KIM WALKER PHOTO

STORIES: In and Out of the Dark

Appalachia and coal mining are a tightly linked pair. The area's land, culture, education, health and economy have been influenced by mining for well over a century. Close to half of the United States still receives its electricity from coal-powered plants. About half of that coal is mined from Appalachian land. 

The rise of coal mining throughout Appalachia in the early 20th century brought an explosion of growth. Decades later, many of the mines in these smaller towns have closed, and the work has dried up. 

That is not the case everywhere. McDowell County, in southern West Virginia, has produced more coal than any other county in the U.S., and is still going strong. Coal mining is ingrained in the area's culture, and the miners generally accept its cons. They also understand the inevitable: Without the relatively high salaries mining pays, surviving would be a struggle. As life-long miner Mike Wallace of McDowell County put it, "It beats Wal-Mart." 

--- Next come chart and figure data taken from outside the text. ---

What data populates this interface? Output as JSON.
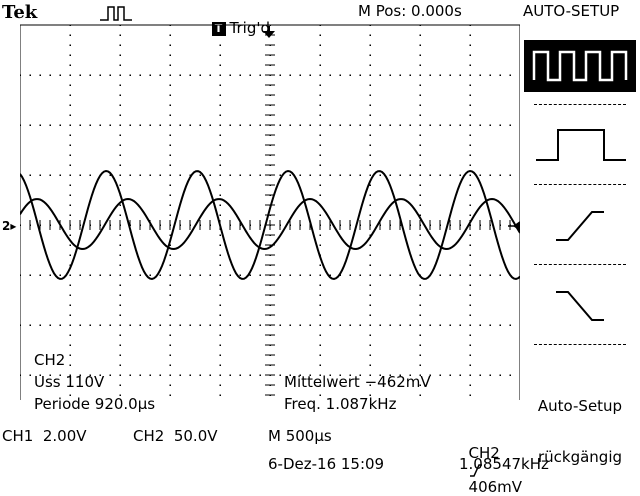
{
  "header": {
    "brand": "Tek",
    "trigger_box": "T",
    "trigger_status": "Trig'd",
    "m_pos": "M Pos: 0.000s",
    "menu_title": "AUTO-SETUP"
  },
  "menu": {
    "items": [
      {
        "icon": "square-wave-icon",
        "selected": true
      },
      {
        "icon": "single-pulse-icon",
        "selected": false
      },
      {
        "icon": "rising-edge-icon",
        "selected": false
      },
      {
        "icon": "falling-edge-icon",
        "selected": false
      }
    ],
    "undo_line1": "Auto-Setup",
    "undo_line2": "rückgängig"
  },
  "measurements": {
    "channel": "CH2",
    "vpp": "Uss 110V",
    "period": "Periode 920.0µs",
    "mean": "Mittelwert −462mV",
    "freq": "Freq. 1.087kHz"
  },
  "footer": {
    "ch1_scale": "CH1  2.00V",
    "ch2_scale": "CH2  50.0V",
    "timebase": "M 500µs",
    "trigger_source": "CH2",
    "trigger_level": "406mV",
    "date": "6-Dez-16 15:09",
    "counter": "1.08547kHz"
  },
  "channel_markers": {
    "ch_marker": "2",
    "ch_marker_arrow": "▸"
  },
  "colors": {
    "background": "#ffffff",
    "trace": "#000000"
  }
}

  • Shane Meadows, the day shift foreman at Carter Coal Company's Thelma No. 6 Mine in Caretta, W. Va., stops the mining machine briefly to shout to another worker. This small McDowell County operation is re-mining a coal mine that was closed in the 1950's. Meadows says it takes a certain kind of person to be a miner but he loves it and wouldn't want any other job.
  • Snow begins to fall on one of the massive hills left over from the New Athens, Ohio, Mahoning Valley Mine, which is now closed. The approximately 12-square-mile surface coal mine was home to the Silver Spade, a 16-story-tall strip-mining shovel, for over 40 years. When the Spade stopped working in early 2006, the company decided to idle it permanently and close the mine. The Silver Spade was dismantled and sold for scrap metal.
  • A worker cuts apart pieces of the Silver Spade at the Mahoning Valley Mine in New Athens, Ohio. A local organization formed in 1992 to save the Spade and make it a tourist attraction. Despite 15 years of planning, they were unsuccessful, and the Spade was sold for scrap metal. The huge machine, one of only two ever built, was the last of its kind.
  • Inmates from Ohio's Hocking Correctional Facility hang newly painted signs on the historic train depot in Murray City, Ohio, a former coal  mining town. The depot was built around the turn of the century and is one of only three original historic train depots left in Ohio.
  • Ed O'Nail concentrates as he gambles electronically in the Corner Lounge in Corning, Ohio. In the 2006 election, Ohioans voted down the {quote}Learn & Earn{quote} bill, which would have created scholarship money for higher education with profits from Ohio casinos. Electronic gambling is legal in the state and controlled by individual counties.
  • Karen King of Beckley, W.Va., makes certain her friends in the heavy metal band Voices of Anatole hear her support during their show at the Court Street Grill in downtown Pomeroy, Ohio. Though Appalachia's musical roots are in bluegrass, the heavy metal scene is thriving, and Court Street Grill was packed for the show.
  • With her mother Terri pressed to her back, 7-year-old Amber Sturgeon's teeth chatter as she raises her arms in worship at River Valley Apostolic Worship Center in Middleport, Ohio. The Apostolic faith, an offshoot of the larger Pentecostal movement, is common within Appalachia. The movement's conservative views reflect the area's political atmosphere.
  • Mike Wallace's youngest daughter, Abby, watches as he leaves their Cucumber, W.Va., home on his way to the evening shift at Brooks Run Coal Company's Cucumber Mine. A month earlier, two miners working on Wallace's shift were killed when part of the mine's roof caved in. Wallace says he accepts that danger is part of the job and prefers mining to anything else.